Here i had figured nuclear plants of sufficient size didn't exist and might not for a long time because people are so nervous about nukes. And then i heard about the SAFE reactor today. There is a working prototype. 100 kW output in a reactor that weighs about 600 kg. Man, that is a real nice output for a nice light mass, all day and all night. I was so wrong.
I don't know how much power the heavy-duty work will take - the stuff the crane and the digger do. So much is being done directly with solar heat, it saves a lot on the electrical power the first missions need. But there is meant to be an awful lot of digging. And the crane is huge, no matter how efficient it can be. Getting a handle on that amount would be really helpful. But it is so much easier to be comfortable when the budget i'd penciled in for 135 kW of solar panels would be enough for 700 kW of nuclear power!
I note that Joe Strout asked me why not go with nuclear - i spoke before without knowing about this option and didn't give it much consideration. Solar turbines and energy storage as lifted mass still seem better choices long term. They are simple, reliable, and robust. That can come later though. The first missions can take their time setting up the towers and cables to make that possible. Until then, nukes all the way!
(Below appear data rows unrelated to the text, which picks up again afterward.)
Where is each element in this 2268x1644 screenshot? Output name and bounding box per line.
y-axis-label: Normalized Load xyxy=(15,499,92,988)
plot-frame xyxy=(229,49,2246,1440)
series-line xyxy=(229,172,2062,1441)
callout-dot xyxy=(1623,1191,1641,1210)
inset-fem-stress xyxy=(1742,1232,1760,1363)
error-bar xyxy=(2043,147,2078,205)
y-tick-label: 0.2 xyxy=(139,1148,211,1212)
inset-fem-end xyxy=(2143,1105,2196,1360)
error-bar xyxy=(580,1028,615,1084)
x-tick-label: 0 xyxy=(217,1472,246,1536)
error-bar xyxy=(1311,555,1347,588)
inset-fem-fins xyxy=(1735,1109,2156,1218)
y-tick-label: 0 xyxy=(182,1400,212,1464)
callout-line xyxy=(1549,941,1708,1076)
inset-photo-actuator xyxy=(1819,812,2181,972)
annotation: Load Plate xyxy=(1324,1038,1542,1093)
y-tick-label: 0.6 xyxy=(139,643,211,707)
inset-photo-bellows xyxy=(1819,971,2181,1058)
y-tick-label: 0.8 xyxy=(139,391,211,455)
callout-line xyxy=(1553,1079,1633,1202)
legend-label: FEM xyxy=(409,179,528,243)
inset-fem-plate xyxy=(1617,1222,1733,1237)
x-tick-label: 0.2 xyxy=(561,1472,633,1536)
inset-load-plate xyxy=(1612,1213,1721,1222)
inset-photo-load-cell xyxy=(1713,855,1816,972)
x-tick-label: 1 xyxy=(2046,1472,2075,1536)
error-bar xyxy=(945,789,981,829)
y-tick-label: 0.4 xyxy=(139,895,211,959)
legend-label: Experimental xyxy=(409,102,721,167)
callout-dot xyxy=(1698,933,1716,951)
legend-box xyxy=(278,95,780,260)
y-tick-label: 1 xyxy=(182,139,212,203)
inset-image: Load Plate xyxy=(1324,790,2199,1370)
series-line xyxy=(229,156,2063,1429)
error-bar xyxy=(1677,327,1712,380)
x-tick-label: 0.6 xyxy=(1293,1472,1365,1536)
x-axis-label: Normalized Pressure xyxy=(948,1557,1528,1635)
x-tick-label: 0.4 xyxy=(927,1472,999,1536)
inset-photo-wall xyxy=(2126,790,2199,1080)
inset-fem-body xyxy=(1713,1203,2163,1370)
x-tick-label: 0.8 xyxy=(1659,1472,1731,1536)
Response by Sigvart Brendberg:
An even more important reason to choose nuclear power for the moon-base is energy storage. Even though you can produce as much solar power as you want, for example using the parabola, the night is 14 days long. Having about 0.5 MJ of storage capacity per kilogram for a secondary cell, you are going to need two and a half tons of batteries per kilowatt of power you want to spend through the night... Better then with something continuously producing electricity.
PESS is actually kind of solving that problem, but the mass required is large. (750 million kg*m per kilowatt of night power). For a 1 km (vertical component only) cable, that is a mass of 750 tons per kilowatt.
(kind of a related, you say thorium can be used for NTRs in the first slide, but thorium is surely not fissile material on its own? It must be turned into U-233 before it is of any use.)
Anyway, I totally agree on your choice of using nuclear power for the base.
Cheers Sigvart!
750 tons per kilowatt, huh? That does indeed sound like an awful lot. Let's see, bulk powder regolith is about 1.5 g/cm3, so that's 1.5 tons per cubic meter, so 500 cubic meters to get the 750 tons for a kW, over that 1 km drop. That's a cube 8 m on a side. Basalt is 3 g/cm3 here on Earth. I'll low-ball a bit and give fused basalt produced by one of the fresnel lens setups a bulk density of 2.5 g/cm3, that's 300 m3 for 1 kW, a cube 6.8 m on a side.
I had played with the idea of making weights in bulk using the MIP beds which i think will be idle a fair bit on the first and second mission, or maybe during idle time with the rovers just scanning a linear fresnel lens (one that focuses to a line) across the open surface. I thought, melt a thin layer wait a bit for it to be almost congealed, roll it into a log. I'd figured they'd need to be big, but not that big. It would take 3 logs 3 m in diameter by 15 m long to provide that kW. Then i start thinking about the cables needed to support that over and over, given that to be worth it they'd need to have weights like that say every 10m constantly lowering, all night long, for it to be worth it. Let's say with losses a line like that could provide 25 kW of power if it was continuously loaded like that.
So, do you mean that while that 750 tons is turning the generator, it would be generating a kW? I guess that is a rough calculation that doesn't consider friction loss and such? And i don't know how that fits with time. How long should i consider that it supplies that kind of power, before it reaches the bottom of the line and is unloaded? If i take the lunar night as 350 hours, giving a little space at dawn and dusk to consider that the sun might be blocked for a bit by the landscape or panels might not work well at such high angles, then we're looking at 33 weights always going down the line, times 350 hours, that alone is 11,550 weights. Then there needs to be some multiplier for how long it would take for each weight to descend. Whatever that multiplier is, this deals with a lot more weights than i'd idly guesstimated.
If you had the weights made, certainly it could still be worth it. But god that's a lot. Stick a bunch of lenses somewhere on the face of Lalande crater, doing nothing but melting the crater face in such a way that the lava melts and puddles into masses of roughly the right size? Maybe. Maybe. It is awfully seductive for me to think about doing all kinds of things with lenses, considering how little payload they occupy and how much power they represent. 115, 000 tons of lava, give or take. Hm.
Okay - moving on to thorium refinement. You're right of course, the thorium would need to be processed into uranium 233. A long term goal. It isn't at all for the early days. It just is interesting because of the possibility of nuclear rockets and energy independence in a robust way. But where there is thorium, there may also be uranium. The thorium is what was tracked by the Lunar Prospector probe, but there was a later Japanese analysis by Kayuga found uranium. Still either one requires considerable processing, it is a long term thing.